Menteri Agama Republik Indonesia, Nasaruddin Umar. Dok: Bimas Buddha.
Jakarta – Menteri Agama Republik Indonesia, Nasaruddin Umar menegaskan bahwa pertemuan para tokoh agama dalam satu forum merupakan kekuatan penting untuk menjaga kerukunan, memperkuat integrasi nasional, dan menebarkan kedamaian di tengah berbagai tantangan global.
Hal tersebut disampaikannya saat menghadiri Sannipata Nusantara Umat Buddha Indonesia 2026 yang mengusung tema “Dharma Menjaga Perdamaian Dunia” di Jakarta, Jumat (19/6/2026).
Kegiatan yang menjadi bagian dari rangkaian Vesakha Sananda 2570 B.E. ini dihadiri oleh umat Buddha dari berbagai kementerian, lembaga negara, organisasi kemasyarakatan, perguruan tinggi keagamaan Buddha, serta para tokoh agama dan masyarakat dari berbagai daerah di Indonesia.
Dalam sambutannya, Menteri Agama menilai Sannipata Nusantara bukan sekadar ajang silaturahmi umat Buddha, melainkan juga momentum strategis untuk memperkuat persatuan bangsa di tengah dinamika global yang terus berkembang.

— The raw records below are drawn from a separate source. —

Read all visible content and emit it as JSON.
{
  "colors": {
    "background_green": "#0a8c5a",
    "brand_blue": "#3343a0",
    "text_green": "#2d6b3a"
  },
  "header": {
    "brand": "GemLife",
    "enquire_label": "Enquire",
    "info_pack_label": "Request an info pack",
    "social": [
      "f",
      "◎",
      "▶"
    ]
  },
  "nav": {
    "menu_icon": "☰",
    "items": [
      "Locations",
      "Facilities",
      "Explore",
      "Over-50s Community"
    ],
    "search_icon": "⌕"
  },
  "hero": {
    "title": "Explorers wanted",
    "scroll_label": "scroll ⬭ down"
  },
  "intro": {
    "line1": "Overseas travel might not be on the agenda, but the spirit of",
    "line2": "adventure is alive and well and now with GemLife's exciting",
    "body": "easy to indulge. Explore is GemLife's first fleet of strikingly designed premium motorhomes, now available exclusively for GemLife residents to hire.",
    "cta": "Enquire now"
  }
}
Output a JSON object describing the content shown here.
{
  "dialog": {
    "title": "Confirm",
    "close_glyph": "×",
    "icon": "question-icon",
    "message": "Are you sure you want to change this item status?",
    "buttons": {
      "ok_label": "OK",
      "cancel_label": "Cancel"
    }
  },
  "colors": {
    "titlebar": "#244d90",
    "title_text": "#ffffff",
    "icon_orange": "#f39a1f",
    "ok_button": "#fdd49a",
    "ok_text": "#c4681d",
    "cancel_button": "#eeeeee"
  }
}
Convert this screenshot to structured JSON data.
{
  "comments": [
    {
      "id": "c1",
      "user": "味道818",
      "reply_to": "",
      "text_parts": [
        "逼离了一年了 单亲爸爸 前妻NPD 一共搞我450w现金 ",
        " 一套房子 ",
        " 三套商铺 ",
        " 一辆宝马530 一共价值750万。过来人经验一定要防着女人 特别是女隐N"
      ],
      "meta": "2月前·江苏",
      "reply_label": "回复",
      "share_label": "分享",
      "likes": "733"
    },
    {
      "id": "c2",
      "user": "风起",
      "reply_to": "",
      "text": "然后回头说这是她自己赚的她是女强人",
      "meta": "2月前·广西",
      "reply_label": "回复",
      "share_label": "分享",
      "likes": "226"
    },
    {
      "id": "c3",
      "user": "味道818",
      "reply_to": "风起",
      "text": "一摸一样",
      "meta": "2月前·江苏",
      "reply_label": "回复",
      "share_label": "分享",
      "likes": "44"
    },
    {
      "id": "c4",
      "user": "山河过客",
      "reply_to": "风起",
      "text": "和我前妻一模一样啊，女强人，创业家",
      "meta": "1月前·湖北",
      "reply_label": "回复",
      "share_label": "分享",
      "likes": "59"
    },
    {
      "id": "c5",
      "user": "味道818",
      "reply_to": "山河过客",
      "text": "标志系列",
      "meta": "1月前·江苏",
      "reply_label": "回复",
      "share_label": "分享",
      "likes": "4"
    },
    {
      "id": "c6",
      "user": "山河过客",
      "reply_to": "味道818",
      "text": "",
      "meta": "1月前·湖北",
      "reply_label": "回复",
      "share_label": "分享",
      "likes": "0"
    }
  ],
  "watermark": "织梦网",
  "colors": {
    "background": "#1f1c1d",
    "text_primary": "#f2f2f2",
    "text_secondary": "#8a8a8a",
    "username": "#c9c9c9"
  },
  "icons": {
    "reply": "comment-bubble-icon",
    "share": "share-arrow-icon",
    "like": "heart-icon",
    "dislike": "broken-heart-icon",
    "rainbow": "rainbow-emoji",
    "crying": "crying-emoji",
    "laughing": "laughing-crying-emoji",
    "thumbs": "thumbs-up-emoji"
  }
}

“Kalau tokoh-tokoh agama berkumpul di satu tempat, yang dibicarakan adalah kerukunan, kedamaian, ketenangan, kesahduan, kepasrahan kepada Tuhan, dan kesejahteraan bangsa. Karena itu, kegiatan seperti ini sangat penting untuk terus dirawat,” ujar Menteri Agama.
Menurutnya, dunia saat ini tengah menghadapi berbagai tantangan, mulai dari ketidakpastian ekonomi hingga dinamika geopolitik yang berdampak pada kehidupan masyarakat. Dalam situasi tersebut, nilai-nilai spiritual dan kebersamaan menjadi modal penting untuk menjaga stabilitas sosial dan memperkuat ketahanan bangsa.
Ia berharap kegiatan-kegiatan keagamaan seperti Sannipata Nusantara dapat memberikan kontribusi nyata dalam menciptakan masyarakat yang lebih solid, harmonis, dan mampu menghadapi berbagai tantangan dengan semangat persaudaraan.
“Kita berharap dengan kegiatan spiritual seperti ini akan lahir kondisi sosial yang semakin kuat, penuh kebersamaan, serta mampu mengantisipasi tantangan-tantangan global yang saat ini tidak sedang baik-baik saja. Kehadiran umat Buddha dalam kegiatan bersejarah ini menjadi bagian penting dalam menjaga persatuan Indonesia,” katanya.
Sementara itu, Direktur Jenderal Bimbingan Masyarakat Buddha Kementerian Agama, Supriyadi, mengatakan bahwa Sannipata Nusantara 2026 merupakan puncak dari berbagai kegiatan Vesakha Sananda 2570 B.E. yang telah berlangsung sejak 1 Mei hingga 17 Juni 2026.
Beragam kegiatan telah dilaksanakan, mulai dari pendalaman Dhamma, donor darah, pengobatan gratis, gerakan pelestarian lingkungan, bakti sosial, hingga Hening Nusantara Serentak Seluruh Indonesia. Seluruh rangkaian tersebut dirancang untuk memperkuat spiritualitas, kepedulian sosial, pelestarian lingkungan, serta penguatan nilai-nilai kebangsaan.
“Harapan kami, dengan terus bertemu dan membicarakan hal-hal baik, maka yang dihasilkan juga kebaikan. Ketika semua hadir dengan pikiran baik dan berbicara dengan baik, keputusan yang dihasilkan pun akan membawa manfaat bagi bangsa, negara, dan dunia,” ujar Supriyadi.
Ia menambahkan bahwa Sannipata Nusantara menjadi wadah bagi umat Buddha Indonesia untuk mengaktualisasikan nilai-nilai Dharma dalam kehidupan sehari-hari sekaligus memperkuat kontribusi nyata bagi masyarakat.
Melalui semangat Dharma Menjaga Perdamaian Dunia, Sannipata Nusantara 2026 diharapkan semakin memperkokoh persaudaraan antarumat beragama, memperkuat kolaborasi lintas lembaga, serta meneguhkan peran umat Buddha Indonesia dalam menjaga kerukunan, perdamaian, dan persatuan bangsa.